American Meritocracy measures the wrong things.
American Meritocracy is the sort that assumes that one having a degree in Government from Harvard and maybe a subsequent law degree in a similarly prestigious university makes one fit enough to carry out the grand task of leadership. It assumes that the requirements one must fulfill to obtain high-status credentials make one suited for a given task. In short, American meritocracy falsely assumes that proof of status equals proof of competence. In this way, American Meritocracy manages to be meritocratic(requires some proof of proficiency), while straying far from the ideal.
That’s where it all falls apart. Because it reveals that this sort of meritocracy selects for a group of values that may not necessarily make people suited for leadership in the world we live in today. In its eyes status means competence, and I’m not sure whether there is a correlation between the two, but regardless of the case, it sure happens to be a terrible metric for deciding what or who qualifies as “best” or “most suited”.
This flawed conception of a meritocracy is what Matthew then generalizes in his critique.
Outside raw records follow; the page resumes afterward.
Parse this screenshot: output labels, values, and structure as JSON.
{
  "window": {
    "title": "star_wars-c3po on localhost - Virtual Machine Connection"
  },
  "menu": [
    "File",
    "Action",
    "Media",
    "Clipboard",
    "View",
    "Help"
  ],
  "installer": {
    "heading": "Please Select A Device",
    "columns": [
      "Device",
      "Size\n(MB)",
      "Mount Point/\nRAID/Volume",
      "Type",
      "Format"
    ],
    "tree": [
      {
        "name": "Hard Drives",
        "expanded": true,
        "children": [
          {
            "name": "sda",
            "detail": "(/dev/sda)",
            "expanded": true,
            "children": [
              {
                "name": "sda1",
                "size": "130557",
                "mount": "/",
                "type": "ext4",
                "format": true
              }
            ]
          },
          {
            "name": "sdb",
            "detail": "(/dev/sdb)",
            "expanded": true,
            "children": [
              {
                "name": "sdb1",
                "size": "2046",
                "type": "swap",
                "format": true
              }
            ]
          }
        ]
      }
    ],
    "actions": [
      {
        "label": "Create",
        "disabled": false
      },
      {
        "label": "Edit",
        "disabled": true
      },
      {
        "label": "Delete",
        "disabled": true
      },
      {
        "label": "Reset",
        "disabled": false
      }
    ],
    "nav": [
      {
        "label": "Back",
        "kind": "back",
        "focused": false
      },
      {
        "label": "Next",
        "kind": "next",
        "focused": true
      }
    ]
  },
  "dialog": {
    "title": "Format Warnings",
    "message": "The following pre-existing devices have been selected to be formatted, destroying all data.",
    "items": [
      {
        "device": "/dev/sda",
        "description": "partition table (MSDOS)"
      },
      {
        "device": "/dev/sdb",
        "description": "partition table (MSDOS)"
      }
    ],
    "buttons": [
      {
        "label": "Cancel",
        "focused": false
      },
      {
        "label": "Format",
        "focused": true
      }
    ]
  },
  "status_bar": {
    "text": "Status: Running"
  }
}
I saw a few try to make the counterpoint that the US merely suffers from “misaligned incentives”. Misaligned incentives would imply that one is being praised or rewarded for wrong actions. But that misses the crux of the problem entirely! American meritocracy rewards these actions because it thinks they are right. American meritocracy prides itself on creating the shrewd businessman, the charismatic/charming politician and in many cases, these people have significant sway over public discourse.
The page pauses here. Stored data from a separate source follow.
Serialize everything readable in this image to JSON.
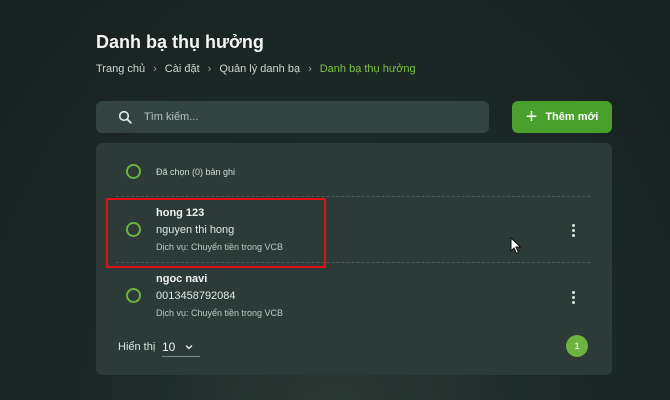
{
  "page": {
    "title": "Danh bạ thụ hưởng"
  },
  "breadcrumb": {
    "items": [
      "Trang chủ",
      "Cài đặt",
      "Quản lý danh bạ",
      "Danh bạ thụ hưởng"
    ],
    "separator": "›"
  },
  "search": {
    "placeholder": "Tìm kiếm...",
    "icon": "search-icon"
  },
  "toolbar": {
    "add_icon": "+",
    "add_label": "Thêm mới"
  },
  "list": {
    "selected_summary": "Đã chọn (0) bản ghi",
    "items": [
      {
        "name": "hong 123",
        "account": "nguyen thi hong",
        "service": "Dịch vụ: Chuyển tiền trong VCB"
      },
      {
        "name": "ngoc navi",
        "account": "0013458792084",
        "service": "Dịch vụ: Chuyển tiền trong VCB"
      }
    ]
  },
  "pagination": {
    "page_size_label": "Hiển thị",
    "page_size": "10",
    "current_page": "1"
  },
  "colors": {
    "accent": "#4aa02c",
    "radio": "#6cb33f",
    "breadcrumb_current": "#7bc142",
    "highlight_box": "#e0101a"
  }
}
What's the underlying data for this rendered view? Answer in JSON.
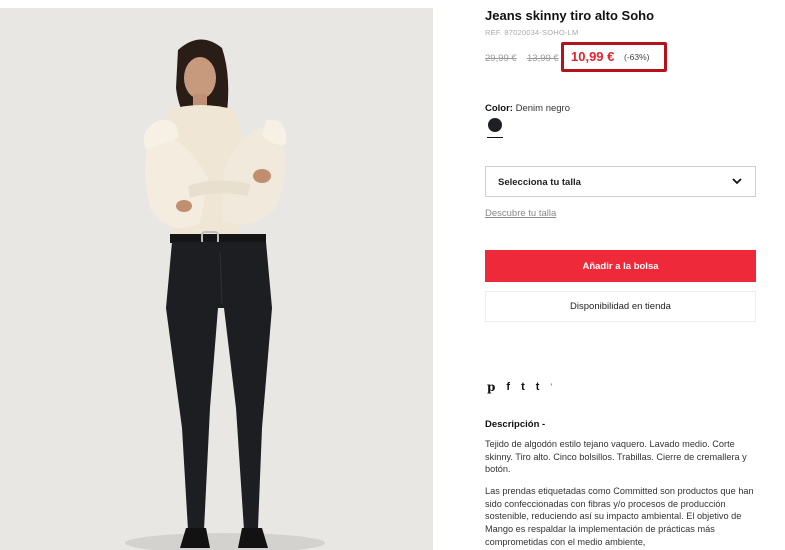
{
  "product": {
    "title": "Jeans skinny tiro alto Soho",
    "ref": "REF. 87020034-SOHO-LM",
    "old_price_1": "29,99 €",
    "old_price_2": "13,99 €",
    "sale_price": "10,99 €",
    "discount": "(-63%)",
    "color_label": "Color:",
    "color_value": "Denim negro",
    "swatch_color": "#1e1f23"
  },
  "size": {
    "select_label": "Selecciona tu talla",
    "guide_link": "Descubre tu talla"
  },
  "actions": {
    "add_to_bag": "Añadir a la bolsa",
    "store_availability": "Disponibilidad en tienda"
  },
  "social": {
    "icons": [
      "pinterest-icon",
      "facebook-icon",
      "twitter-icon",
      "tumblr-icon"
    ],
    "pinterest": "p",
    "facebook": "f",
    "twitter": "t",
    "tumblr": "t",
    "more": "'"
  },
  "description": {
    "title": "Descripción -",
    "paragraph_1": "Tejido de algodón estilo tejano vaquero. Lavado medio. Corte skinny. Tiro alto. Cinco bolsillos. Trabillas. Cierre de cremallera y botón.",
    "paragraph_2": "Las prendas etiquetadas como Committed son productos que han sido confeccionadas con fibras y/o procesos de producción sostenible, reduciendo así su impacto ambiental. El objetivo de Mango es respaldar la implementación de prácticas más comprometidas con el medio ambiente,"
  },
  "colors": {
    "accent_red": "#ee2a3a",
    "highlight_border": "#b5121b",
    "sale_red": "#e0242d"
  }
}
Meritocracy can exist in other forms too.
Compare this to Chinese and Singaporean meritocracy and we get an obvious view of how meritocracy is supposed to work. Or how it works when we measure for the right things.
Meritocracy, as it exists in China today, is a concept based on a long history of experimentation and philosophy; a concept it may have actually invented. It is believed that the Chinese philosopher Confuscious invented the notion of leadership based on merit rather than status. Today Political Meritocracy is tightly ingrained in how it selects leaders in everything from local provinces to the Prime Ministership itself. Xi Jinping himself had to prove the competence of his governorship by actually managing several provinces.
A great talk on the subject was this one by Eric Li in which he describes the differences between Western governance and the Chinese meritocracy. I recommend anyone interested in this topic watch it.
For its adherence to “Political Meritocracy”, it has been rewarded with 25 years of insane economic growth and so has Singapore.
Now, this system of strict Political Meritocracy isn’t perfect, and in many cases, runs antithetical to democratic values. But it does work and if alleviating millions of people from poverty is good, if an increase in wealth and a rapid decrease in material scarcity is good, then there exist fundamentally good forms of meritocracy. The question of whether a form of meritocracy can work depends on one thing and one thing only. The metrics with which we measure “best”. For it is in this way that we make obvious what values we seek to see in “the best”.
When one looks at it this way, it becomes apparent that it is American Meritocracy that is bad, but not the concept itself. You do want people who are best suited to tackle a job, handle a given job. But how do you do so when you don’t even know what you’re looking for?